In a rare mix of hot policy debate and old-fashioned screen drama, 20th Century Fox is preparing a September release for “Won’t Back Down.” The film heads smack into the controversies around so-called parent trigger laws that in California and a handful of other states allow parents to dump bad teachers and overrule administrators in bottom-ranked schools.
Viola Davis, an Oscar nominee as best actress for “The Help,” plays a teacher who risks career and friendships to join the revolt. Maggie Gyllenhaal is the single mother who sells cars, tends bar and rouses parents to take charge of their grade school.
Holly Hunter, the union rep, loves her teachers and so she fights the takeover with a ploy you might expect from a corporate villain.
“When did Norma Rae get to be the bad guy?” Ms. Hunter mutters. Her role recalls the title character in the pro-union film “Norma Rae,” as she navigates the ferocious politics of education reform’s nuclear option, the trigger laws.
These measures have backers on both ends of the political spectrum and on both economic extremes: from Bill Gates, whose charitable foundation supports the takeover movement, to the poor or working-class parents of Adelanto. But they have also pushed unions and school administrators into an unwelcome role as opponents of change.
Now the trigger laws have connected with a movie culture whose new preoccupation with timeliness lends urgency and risk to reality-inspired dramas that in the past were usually set safely in the past.
“Won’t Back Down” describes itself as being “inspired by actual events.” But it portrays a fiercely contested school takeover — set in Pittsburgh, though Pennsylvania does not have a trigger law — before any has occurred in real life.
Texas, Ohio and Connecticut are among states that now permit a trigger process. But a take-over in Adelanto would be the country’s first, according to Ben Austin, the executive director of Parent Revolution, which promotes the tactic with backing from the Bill & Melinda Gates Foundation.
“I thought it was a prank,” Mr. Austin said of his surprise at a call in which he learned that Walden Media, backed by the conservative-leaning billionaire Philip Anschutz, was shooting a drama in which teachers and parents aim to take charge.
For Walden, the film is a second shot at an education-reform movie.
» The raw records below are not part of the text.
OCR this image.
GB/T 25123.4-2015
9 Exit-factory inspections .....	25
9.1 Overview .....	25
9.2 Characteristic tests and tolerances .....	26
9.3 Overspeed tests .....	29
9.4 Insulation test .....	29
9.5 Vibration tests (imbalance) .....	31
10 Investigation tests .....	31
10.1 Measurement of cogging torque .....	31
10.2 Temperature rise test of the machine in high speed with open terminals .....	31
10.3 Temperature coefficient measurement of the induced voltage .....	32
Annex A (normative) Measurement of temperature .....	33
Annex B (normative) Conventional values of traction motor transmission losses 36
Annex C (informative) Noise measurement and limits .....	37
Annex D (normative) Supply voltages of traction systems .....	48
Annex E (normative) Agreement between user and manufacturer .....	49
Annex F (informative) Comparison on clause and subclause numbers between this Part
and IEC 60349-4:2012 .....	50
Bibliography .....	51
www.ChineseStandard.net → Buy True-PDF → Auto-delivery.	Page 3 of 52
With Mr. Gates and the progressive-minded Participant Media, Walden was among the financial backers of the documentary “Waiting for ‘Superman.’ ”
That film, released in 2010, advocated, as potential solutions to an education crisis, charter schools, teacher testing and an end to tenure. But it took in only about $6.4 million at the box office and received no Oscar nominations after union officials and others strongly attacked it.
“We realized the inherent limitations of the documentary format,” said Michael Bostick, chief executive of Walden. Now, he said, the idea is to reach a larger audience through the power of actors playing complicated characters who struggle with issues that happen to be, in his phrase, “ripped from the headlines.”
Daniel Barnz, the director and a writer of “Won’t Back Down,” said he had wanted to recreate the thrill of past action-inspiring social dramas without being snared in partisan debate. Working from an earlier script by Brin Hill, he introduced the parent-trigger mechanism as a plot device but insisted that the character played by Ms. Davis be a teacher, thus bringing teachers into the reform process.
“I am extremely pro-union,” Mr. Barnz said. In the movie’s fictionalized law for Pennsylvania (which, because it was shot there, helped subsidize the film’s $20 million budget with a tax credit), a school takeover could occur only if a majority of both parents and teachers were to demand it, rather than parents alone, as in California.
Mark Johnson, who produced “Won’t Back Down,” said the film’s humanity might outshine its politics. “With issues movies, some of those you remember best you remember for the people, not the issues,” he offered.
For Ms. Davis, certainly, the appeal is personal. In what she called her first real leading role — in “The Help,” she fronted an ensemble — Ms. Davis described her character as wrestling personal demons while fighting for something that does not involve race. “I’ve never had that,” she said.
As for education, she added, experience persuades her of the need for teachers and mentors who can operate outside the system. “I’m sorry, I just know if you don’t have a strong advocate for a child, they’re not going to make it,” she said in an interview.
Ms. Gyllenhaal framed her character, a frustrated parent, as “someone who doesn’t think of herself as an activist at all,” but “gets radicalized by the situation she’s in.” She is much like Meryl Streep in the activist thriller “Silkwood,” Ms. Gyllenhaal noted, or the flawed, sexy legal crusader played by Julia Roberts in “Erin Brockovich.”
Ah, yes - the writer of anti-union movie funded by an anti-union company with an anti-union message is actually pro-union.
I'm sure it will be very fair to unionized teachers even though they're the villains of the piece.
BTW, one of the actresses in the movie, Maggie Gyllenhaal, was outed by the NY Post as a wealthy member of the Park Slope Co-Op who is too lazy, arrogant or important to do her own shift and sends her employees to do it instead.
Gotta love a member of the Hollywood elite who bashes unionized teachers by making an anti-union movie but reportedly can't do her own volunteer shift at a food co-op and sends an employee to do that work for her.